Yesterday I posted a little about Joseph, and I was thinking more of him today. It is 'trash day' here in Pokeberry and this morning I finished up some pruning I was doing this week and quickly carted the mess out to the curb for pickup. Here in the south it is common to prune something in one's yard almost every week. The neighborhood we live in is older and established so our house has many shrubs and trees and they need frequent upkeep. I tend them myself and do it happily, just as I used to tend the plantings around my own house back in Wisconsin.
When we moved into this rented house the landlord provided some landscaping service, there was a crew that came weekly and did 'mow and blow' work. It was fall and there were leaves and things all over the yard every week and they would come and use their blower to clean up the yard. It was nice to have but the landlord was paying about $200 a month for this service and times being tight for everyone these days, when he saw that had our own tools and didn't mind doing yardwork, he let that service go. I don't mind that. My husband and children cut grass I do most of the other work. We picked up an electric blower second hand for $20 and we will do that as well.

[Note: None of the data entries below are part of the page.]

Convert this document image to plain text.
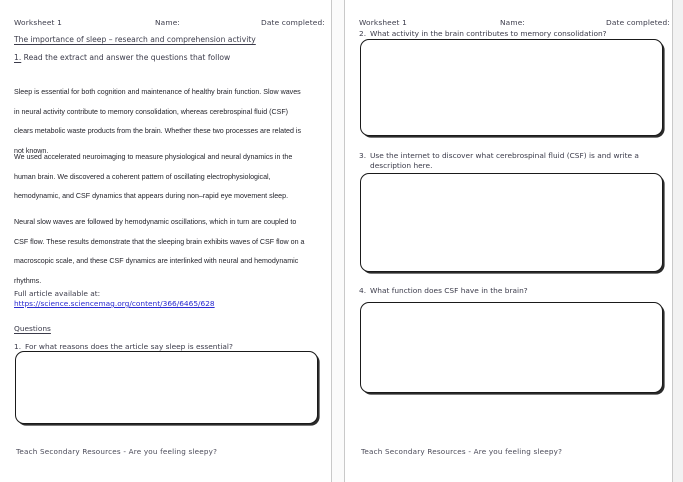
Worksheet 1	Name:	Date completed:
The importance of sleep – research and comprehension activity
1. Read the extract and answer the questions that follow
Sleep is essential for both cognition and maintenance of healthy brain function. Slow waves in neural activity contribute to memory consolidation, whereas cerebrospinal fluid (CSF) clears metabolic waste products from the brain. Whether these two processes are related is not known.
We used accelerated neuroimaging to measure physiological and neural dynamics in the human brain. We discovered a coherent pattern of oscillating electrophysiological, hemodynamic, and CSF dynamics that appears during non–rapid eye movement sleep.
Neural slow waves are followed by hemodynamic oscillations, which in turn are coupled to CSF flow. These results demonstrate that the sleeping brain exhibits waves of CSF flow on a macroscopic scale, and these CSF dynamics are interlinked with neural and hemodynamic rhythms.
Full article available at:
https://science.sciencemag.org/content/366/6465/628
Questions
1. For what reasons does the article say sleep is essential?
Teach Secondary Resources - Are you feeling sleepy?
Worksheet 1	Name:	Date completed:
2. What activity in the brain contributes to memory consolidation?
3. Use the internet to discover what cerebrospinal fluid (CSF) is and write a description here.
4. What function does CSF have in the brain?
Teach Secondary Resources - Are you feeling sleepy?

Since we have moved in we've taken care of things in this house almost as if it were our own. Hubby has done some very minor repairs, I've kept it clean and worked on the landscape. When the washing machine died we went out and bought a new one and deducted it from our rent--as we had agreed with the landlord. We picked up one we found on Craigs list and bargained it down to $50. We also purchased and put down mulch this spring and deducted that from the rent as well--with the landlord's ok. When we did these things we treated the landlord's money as if it were our own and didn't take advantage of him, but tried to get him the best deal.
Why? Why do these things as a tenant?
Well for one thing I have a good landlord. That is something I value. I've had a landlord or two in my life that I wasn't as happy with, and I know what a difference that makes in a tenant's life. For another thing-- it is right. Yup. Its right to be a good steward of someone else's things. Joseph did that too. He refused to be with his master's attractive wife--because he valued his master and appreciated the treatment and trust he had received at his hands.
The New Testament instructs the Christian to be a good steward of the things that belong to others--to one's landlord or boss etc.
And if ye have not been faithful in that which is another man's, who shall give you that which is your own? Luke 16:12.
To me, I look at it this way. This house is a place where I am starting over a new life. I have been through the 'exodus' in a sense, been a refugee from an economic disaster in our life. Now in this time and place someone has given me an opportunity to regroup and rebuild some of what I had before. I have a sense of self dignity when I take care of my landlord's house. I enjoy working with plants again and making the house look pretty. I take pride in it.
In my neighborhood here in Charlotte, many of the houses are rentals. It is an older neighborhood, there are many older residents and younger that own their own homes but there are also many homes owned by investors who are renting them out and hoping to sell them some day when the market is better. Sadly, renters have a bad name here. The homeowning neighbors see renters as a sign of decline- while I see them as a sign that investors still think this neigborhood has potential. I am sort of trying to help that potential. I have good rapport with my homeowning neighbors because they can see that we are not 'letting the place go' as some renters tend to do. I've made an effort to be friendly and keep things up and I've won them over. They now see that just being a renter does not make a person 'less'.
I pay a reasonable rent and have a home to live in that suits my family well in exchange. I go a step beyond and take care of this house and use my talents and skills to even try to improve it a little. Someday I may have my own again, but now--I see this as from the hand of God--just as much as my own home. For this reason I am happy to be a good steward of that which is not my own. Maybe it is a good humbling that we have been through? Maybe 'having it all' wasn't good for us? I don't know 'why' things happen but I do know that as a Christian I am to believe that God is working in all things for my good, even in the unpleasant things.
The result of all this is that if I am a good steward of my landlord's house I can feel 'right' about my life. When you go through a financial crisis and all the attendant 'life mess' that often results from such an upheaval--its an important thing to 'feel right' again. Being a good steward of something is a great way to attain that good feeling.